Fifteen minutes of fame might not be much -- unless you're a fish, in which case that flash of notoriety is more than you had a right to expect in the first place.

Variously described as "alien monsters," "the stuff of nightmares," and "something from a bad horror movie," they are said to eat human flesh and attack without provocation. In the U.S of A, they are considered such a serious threat to the national welfare that officials have proposed banning the so-called "vicious predators". 

No, we're not talking about lawless corporate executives here. The reviled species du jour is actually Channa Argus or "northern snakehead fish," a freshwater-dwelling meat-eater native to southeast Asia and found unexpectedly proliferating in some pond in the U.S in 2002. How did this aggressive air breathing fish that is native to the Yangtze river in China end up there? 

Because northern snakeheads are quite tasty and can live for up to three days out of water, they are often shipped live to fish markets. What better way to ensure fresh fish? Two years ago a New York seafood dealer sold a pair of live snakeheads to a fish enthusiast who originally intended to make them into soup. Instead of the soup kettle he put them in an aquarium. That's when the rest of the trouble began. 

Before long the pair outgrew their aquarium, and ate their way through their owners pocketbook. Rather than mortgage his home to buy feeder goldfish, he elected to divest himself of the ravenous fish by dumping them in a pond behind the local strip mall. The snakeheads found they had hit pay dirt. Their new home was teaming with tasty sunfish and bluegills. The carnivorous snakeheads, which can grow to three feet in length, have no natural enemies in any states in the U.S.A. So its easy living and bountiful food swelled the snakehead population into the hundreds.

The unsightly creature, dubbed "Frankenfish" by the media, walks on dry land and can reputedly survive out of water for as long as three days. Well, of course the Americans seem to find the idea of a walking fish particularly disturbing — why, I don't know. Perhaps it smacks too much of evolution, another item high on their list of Dangerous Things That Must Be Banned.

What's ironic is that even as American scientists plotted to exterminate the fearsome beast in, large-scale artificial breeding projects were underway in China and neighboring countries to meet a growing demand for snakehead meat throughout Asia, where it's valued as both a soup ingredient and a folk remedy. Singapore alone imports more than 1,200 tons of northern snakehead a year. Locals there, who prize it in noodle dishes and wound-healing salves, are said to be "amused" by the outbreak of snakehead fish hysteria in the United States. To tell you the truth, I'm pretty amused myself haha! I like the fish. It's nice.

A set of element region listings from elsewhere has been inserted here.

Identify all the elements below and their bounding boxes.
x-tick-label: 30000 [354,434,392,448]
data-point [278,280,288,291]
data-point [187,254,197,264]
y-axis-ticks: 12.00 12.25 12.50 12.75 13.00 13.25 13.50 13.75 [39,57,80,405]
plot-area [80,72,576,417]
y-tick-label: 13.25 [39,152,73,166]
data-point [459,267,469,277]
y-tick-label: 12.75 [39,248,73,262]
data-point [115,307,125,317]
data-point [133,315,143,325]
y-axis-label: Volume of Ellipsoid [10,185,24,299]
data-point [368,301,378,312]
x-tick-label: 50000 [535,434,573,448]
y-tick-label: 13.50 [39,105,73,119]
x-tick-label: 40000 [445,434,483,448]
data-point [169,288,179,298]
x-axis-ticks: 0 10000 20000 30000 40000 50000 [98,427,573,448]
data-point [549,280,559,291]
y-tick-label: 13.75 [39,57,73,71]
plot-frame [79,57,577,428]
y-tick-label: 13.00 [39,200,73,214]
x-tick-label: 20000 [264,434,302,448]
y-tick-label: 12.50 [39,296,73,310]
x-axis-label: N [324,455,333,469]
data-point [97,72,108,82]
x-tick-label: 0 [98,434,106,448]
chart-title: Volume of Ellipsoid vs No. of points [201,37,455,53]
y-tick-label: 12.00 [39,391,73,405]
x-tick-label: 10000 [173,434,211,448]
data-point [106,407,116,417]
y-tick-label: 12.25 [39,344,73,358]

Even homegrown fish experts balk. In reality, they say, the northern snakehead fish can only survive out of water for a few hours; its "walk" is really more of a wriggle; it's known for being rather sedentary in its natural habitat and doesn't wander far; and it won't eat your pets, let alone you. 

Not that its presence doesn't pose an environmental problem — it does, like that of many other non-native species taking root in the U.S. It's just that the humble snakehead has suffered more than its fair share of media hype and bureaucratic zeal since its discovery here. This has been more Hollywood than science. As for the snakehead owner who dumped them in the pond in the first place, he's probably wishing he'd decided to make soup after all.